Charlotte-Mecklenburg Schools is quietly working to bring part of PowerSchool back into the district, less than two years after the company was caught in a sweeping data breach. The move shows up not in a splashy announcement, but in the fine print of the school board’s consent agenda, where a staff-only contract is up for approval. The one-year deal would leave Infinite Campus in place for grades and attendance, while reviving PowerSchool for human resources, hiring and educator evaluation tools. That split has some parents and privacy advocates once again asking who holds which data, and how safely.
What the contract would do
District agenda materials recommend that the Board sign off on a one-year, $347,592.45 contract with PowerSchool to keep three staff-facing products running: Hire Enterprise, NCEES and the MyTalent instance CMS uses for employee functions. The agreement covers software subscriptions, hosting, ongoing support and the systems that handle job applications and internal transfers for the district, according to BoardDocs.
How this sits against the data breach
PowerSchool disclosed in late December 2024 that its systems had been breached, exposing student and staff information in districts across the country. State updates and independent reporting have listed Charlotte-Mecklenburg among the many large districts hit in the incident. Local coverage reported that hundreds of thousands of North Carolina teachers and students may have had highly sensitive details exposed, including Social Security numbers and birth dates, as detailed by WFAE.
What officials say
District leaders are pitching the new contract as a back-office move for adults, not a return to PowerSchool for student records. They emphasize that parents will still see Infinite Campus when they log in to check grades. School Board Vice Chair Gregory "Dee" Rankin told WBTV he did not have many details on the staff-focused deal but underscored that "the platform we use for our grades ... is Infinite Campus."

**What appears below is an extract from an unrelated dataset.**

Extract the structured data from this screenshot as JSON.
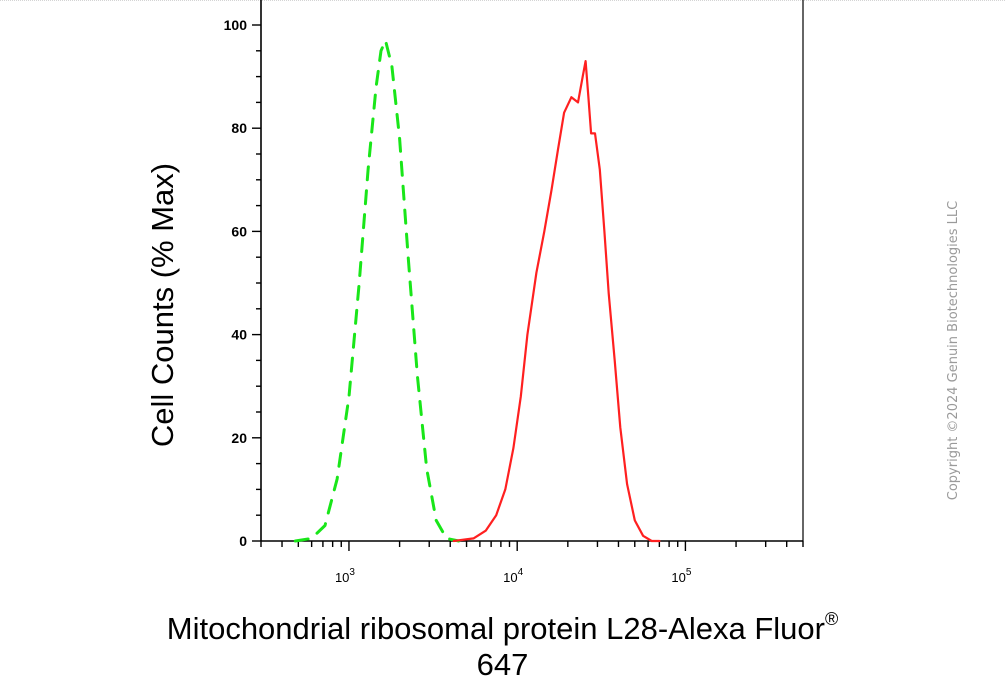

State response and context
The North Carolina Department of Public Instruction has already moved the statewide student information system to Infinite Campus and has said it will not renew the state’s contract with PowerSchool after the breach. That shift is part of a larger transition DPI has been documenting for districts and families. The agency has also posted resources and FAQs explaining the incident and the rollout of the new SIS, according to NCDPI.
Why CMS is still buying staff tools
Board materials note that CMS operates its own MyTalent instance and that the proposed contract is essentially a keep-the-lights-on purchase for those employee systems. The district says the tools at issue are used to evaluate educators, assign professional learning courses and manage hiring workflows, all on the staff side rather than in the student information system parents see. The superintendent formally recommended the contract so those services would continue without interruption, according to BoardDocs.
Legal scrutiny and security promises
At the state level, the breach did not just trigger IT upgrades. Officials, including Attorney General Jeff Jackson, opened inquiries into what went wrong and how impacted North Carolinians would be protected, according to the N.C. Department of Justice. PowerSchool later told reporters it had wrapped up its internal investigation in March 2025, released an incident report and was putting money into additional security technology and closer collaboration with school districts and regulators, according to WBTV.
What families and applicants should watch
For now, parents should know that Infinite Campus remains the main public-facing portal for student grades, attendance and schedules. If the new contract goes through, staff members and job applicants would be the ones logging in to the PowerSchool-hosted hiring and talent systems. Families who want the fine print can dig into the school board packet or contact CMS Human Resources to ask which data lives on which platform. For official background on the breach and the state’s transition away from PowerSchool as the student information system, the education department directs families to NCDPI.